Tokuhirom shipped HTML::Escape, which implements it encoder in XS, as he describes in his blog post about it. It can be a lot faster than the pure Perl HTML::Entities:
% env survey -p Surveyor::Benchmark::HTMLEntities http://www.perl.org/ Fetching http://www.perl.org/ HTML is 14983 bytes > (418) < (418) & (7) ' (103) Benchmark: timing 10000 iterations of html_entities, html_escape... html_entities: 13 wallclock secs (13.75 usr + 0.01 sys = 13.76 CPU) @ 726.74/s (n=10000) html_escape: 1 wallclock secs ( 0.64 usr + 0.00 sys = 0.64 CPU) @ 15625.00/s (n=10000)

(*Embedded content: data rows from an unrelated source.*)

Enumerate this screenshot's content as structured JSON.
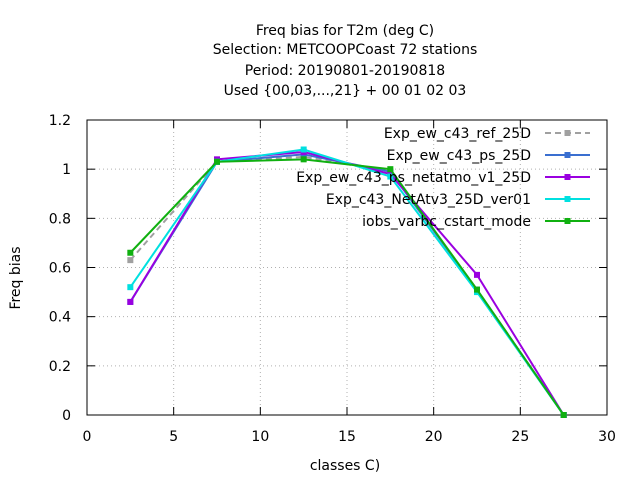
{
  "chart_data": {
    "type": "line",
    "title_lines": [
      "Freq bias  for T2m (deg C)",
      "Selection: METCOOPCoast     72 stations",
      "Period: 20190801-20190818",
      "Used {00,03,...,21} + 00 01 02 03"
    ],
    "xlabel": "classes C)",
    "ylabel": "Freq bias",
    "xlim": [
      0,
      30
    ],
    "ylim": [
      0,
      1.2
    ],
    "xticks": [
      0,
      5,
      10,
      15,
      20,
      25,
      30
    ],
    "yticks": [
      0,
      0.2,
      0.4,
      0.6,
      0.8,
      1,
      1.2
    ],
    "xtick_labels": [
      "0",
      "5",
      "10",
      "15",
      "20",
      "25",
      "30"
    ],
    "ytick_labels": [
      "0",
      "0.2",
      "0.4",
      "0.6",
      "0.8",
      "1",
      "1.2"
    ],
    "grid": true,
    "legend_position": "top-right",
    "x": [
      2.5,
      7.5,
      12.5,
      17.5,
      22.5,
      27.5
    ],
    "series": [
      {
        "name": "Exp_ew_c43_ref_25D",
        "color": "#a0a0a0",
        "dashed": true,
        "values": [
          0.63,
          1.03,
          1.05,
          0.99,
          0.51,
          0.0
        ]
      },
      {
        "name": "Exp_ew_c43_ps_25D",
        "color": "#3a6fd0",
        "dashed": false,
        "values": [
          0.46,
          1.03,
          1.06,
          0.99,
          0.51,
          0.0
        ]
      },
      {
        "name": "Exp_ew_c43_ps_netatmo_v1_25D",
        "color": "#9a00e0",
        "dashed": false,
        "values": [
          0.46,
          1.04,
          1.07,
          0.98,
          0.57,
          0.0
        ]
      },
      {
        "name": "Exp_c43_NetAtv3_25D_ver01",
        "color": "#00e0e0",
        "dashed": false,
        "values": [
          0.52,
          1.03,
          1.08,
          0.97,
          0.5,
          0.0
        ]
      },
      {
        "name": "iobs_varbc_cstart_mode",
        "color": "#10b010",
        "dashed": false,
        "values": [
          0.66,
          1.03,
          1.04,
          1.0,
          0.51,
          0.0
        ]
      }
    ]
  }
}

The pure Perl fair fight is also much faster in HTML::Escape:
% env PERL_ONLY=1 survey -p Surveyor::Benchmark::HTMLEntities http://www.perl.org/ Fetching http://www.perl.org/ HTML is 14857 bytes > (416) < (416) & (7) ' (103) Benchmark: timing 10000 iterations of html_entities, html_escape... html_entities: 14 wallclock secs (13.74 usr + 0.01 sys = 13.75 CPU) @ 727.27/s (n=10000) html_escape: 7 wallclock secs ( 7.32 usr + 0.01 sys = 7.33 CPU) @ 1364.26/s (n=10000)
There’s a reason for though: HTML::Escape only handles the characters <, >, &, ‘, and “, while HTML::Entities lets me configure the characters to escape and by default also escapes wide characters.
My Surveyor::App made this simple for me. I created the benchmark, but also ran the target code tests to ensure that I’m returning the same thing. Through that I was able to adjust the target code of HTML::Entities to only escape the same things as HTML::Escape. I might have skipped that step otherwise.
And, now knowing this, I updated the Stackoverflow answer for How can I encode a string for HTML?.